Monday, April 22, 2013

BOOK: The Forrests by Emily Perkins

The Forrests by Emily Perkins, 340 pages

Orange Longlist 2013 (Women's Prize for Fiction)

I persevered through The Forrests, and finally finished. Ringing endorsement, eh?

Jenny wrote a post about the unified theory of her reading tastes. You should check out her theory - it helped me realise what it is about books I don't like. (Well, I've essentially copied hers). I don't enjoy books where the characters are not put into a situation where they are forced to make a decision, or deal with a difficulty or show some growth. Books where characters just float along and do some thinking, combined with a lack of writer's 'readability for my brain' are books that I end up not enjoying. I can handle one or the other, but both?
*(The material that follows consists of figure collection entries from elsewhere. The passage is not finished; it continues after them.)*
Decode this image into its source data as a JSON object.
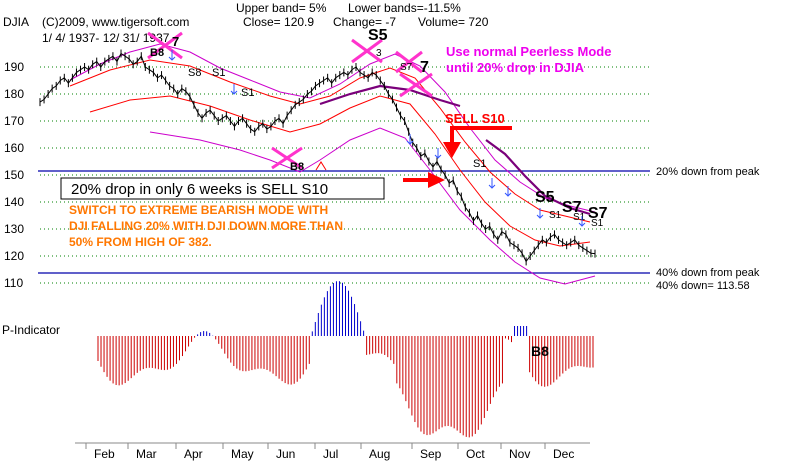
{
  "header": {
    "symbol": "DJIA",
    "site": "(C)2009, www.tigersoft.com",
    "close": "Close= 120.9",
    "change": "Change= -7",
    "volume": "Volume= 720",
    "upper_band": "Upper band= 5%",
    "lower_bands": "Lower bands=-11.5%",
    "date_range": "1/ 4/ 1937- 12/ 31/ 1937"
  },
  "annotations": {
    "peerless_line1": "Use normal Peerless Mode",
    "peerless_line2": "until 20% drop in DJIA",
    "sell_s10": "SELL S10",
    "box_text": "20% drop in only 6 weeks is SELL S10",
    "bearish_line1": "SWITCH TO EXTREME BEARISH MODE WITH",
    "bearish_line2": "DJI FALLING 20% WITH DJI DOWN MORE THAN",
    "bearish_line3": "50% FROM HIGH OF 382.",
    "down20": "20% down from peak",
    "down40": "40% down from peak",
    "down40_value": "40% down=  113.58",
    "p_indicator": "P-Indicator"
  },
  "signals": {
    "s5_top": "S5",
    "s5_small": "3",
    "s7_a": "7",
    "s7_b": "S7",
    "s8_apr": "S8",
    "s1_apr": "S1",
    "s1_may": "S1",
    "b8_jun": "B8",
    "s1_sep": "S1",
    "s5_dec": "S5",
    "s7_dec1": "S7",
    "s7_dec2": "S7",
    "s1_d1": "S1",
    "s1_d2": "S1",
    "s1_d3": "S1",
    "b8_nov": "B8",
    "b8_mar": "B8"
  },
  "colors": {
    "price": "#000000",
    "ma": "#ff0000",
    "band": "#cc00cc",
    "long_ma": "#7a007a",
    "cross": "#ff33cc",
    "arrow": "#ff0000",
    "magenta_text": "#ee00ee",
    "orange_text": "#ff7700",
    "blue_line": "#0000aa",
    "pos_bar": "#0000cc",
    "neg_bar": "#cc0000",
    "grid": "#008000"
  },
  "chart_data": {
    "type": "line",
    "ylim": [
      105,
      200
    ],
    "yticks": [
      110,
      120,
      130,
      140,
      150,
      160,
      170,
      180,
      190
    ],
    "months": [
      "Feb",
      "Mar",
      "Apr",
      "May",
      "Jun",
      "Jul",
      "Aug",
      "Sep",
      "Oct",
      "Nov",
      "Dec"
    ],
    "reference_lines": [
      151.4,
      113.58
    ],
    "series": [
      {
        "values": [
          177,
          178,
          180,
          182,
          183,
          185,
          186,
          184,
          186,
          188,
          189,
          190,
          189,
          191,
          192,
          190,
          192,
          193,
          194,
          192,
          195,
          194,
          193,
          191,
          192,
          194,
          190,
          189,
          188,
          186,
          187,
          185,
          183,
          182,
          180,
          182,
          181,
          179,
          176,
          173,
          171,
          173,
          174,
          172,
          170,
          171,
          172,
          170,
          168,
          170,
          171,
          169,
          167,
          166,
          168,
          169,
          167,
          168,
          170,
          171,
          169,
          172,
          174,
          176,
          177,
          178,
          180,
          181,
          183,
          184,
          185,
          186,
          184,
          186,
          187,
          188,
          187,
          189,
          190,
          188,
          187,
          186,
          188,
          187,
          185,
          183,
          180,
          178,
          175,
          172,
          170,
          166,
          162,
          160,
          157,
          158,
          155,
          153,
          155,
          152,
          150,
          147,
          148,
          144,
          142,
          138,
          136,
          133,
          135,
          132,
          130,
          131,
          128,
          126,
          129,
          128,
          125,
          124,
          123,
          121,
          118,
          120,
          122,
          124,
          126,
          125,
          127,
          128,
          126,
          125,
          124,
          125,
          126,
          124,
          123,
          122,
          121,
          120.9
        ]
      }
    ]
  }
}
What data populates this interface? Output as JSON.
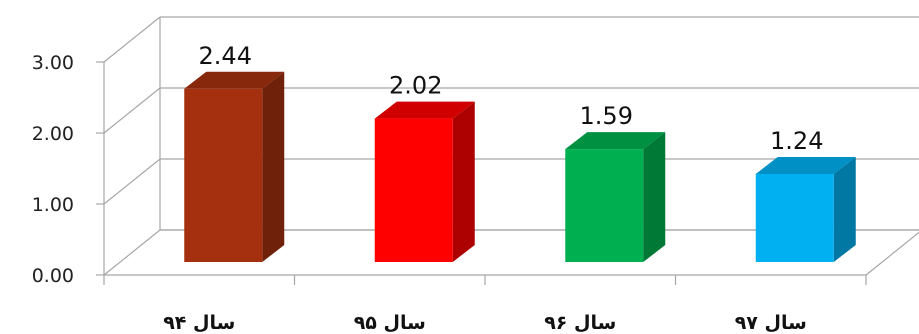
{
  "chart_data": {
    "type": "bar",
    "style": "3d-column",
    "categories": [
      "سال ۹۴",
      "سال ۹۵",
      "سال ۹۶",
      "سال ۹۷"
    ],
    "values": [
      2.44,
      2.02,
      1.59,
      1.24
    ],
    "data_labels": [
      "2.44",
      "2.02",
      "1.59",
      "1.24"
    ],
    "bar_colors": [
      "#a5300f",
      "#ff0000",
      "#00b050",
      "#00b0f0"
    ],
    "y_ticks": [
      "0.00",
      "1.00",
      "2.00",
      "3.00"
    ],
    "ylim": [
      0,
      3
    ],
    "grid": true,
    "legend": "none",
    "title": "",
    "xlabel": "",
    "ylabel": ""
  }
}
Me and the book are in trouble.

That would be my problem with The Forrests, because I did have problems. Most of the interesting action happened between chapters, and the (eventual) main character just seemed to float through life. The point of view, with no one's thoughts or viewpoint stressed (what's that actually called?), also made it difficult to connect with anyone at all. (And I know it is cliche to say I didn't connect with characters.) For an example of the missing action, at one point, Dorothy has had a number of kids, becoming quite agoraphobic, and quite obese. At the start of the next chapter, she is swimming at a local pool, and the comment is made that she had been dieting for the past two years. What?

Dorothy is one of four Forrest children, and we follow her life. The detail in the beginning chapters,  about all the kids as the family moves to New Zealand, did not lead me to realize that it was Dorothy, and her entire life that we'd be following.There were lots of sad things, some good things; a regular life.

I didn't actually hate it, and there were chapters where I did get into the story. I respect what the author has written and why it would be nominated for The Woman's Prize for Fiction, but overall, not a story that I enjoyed enough.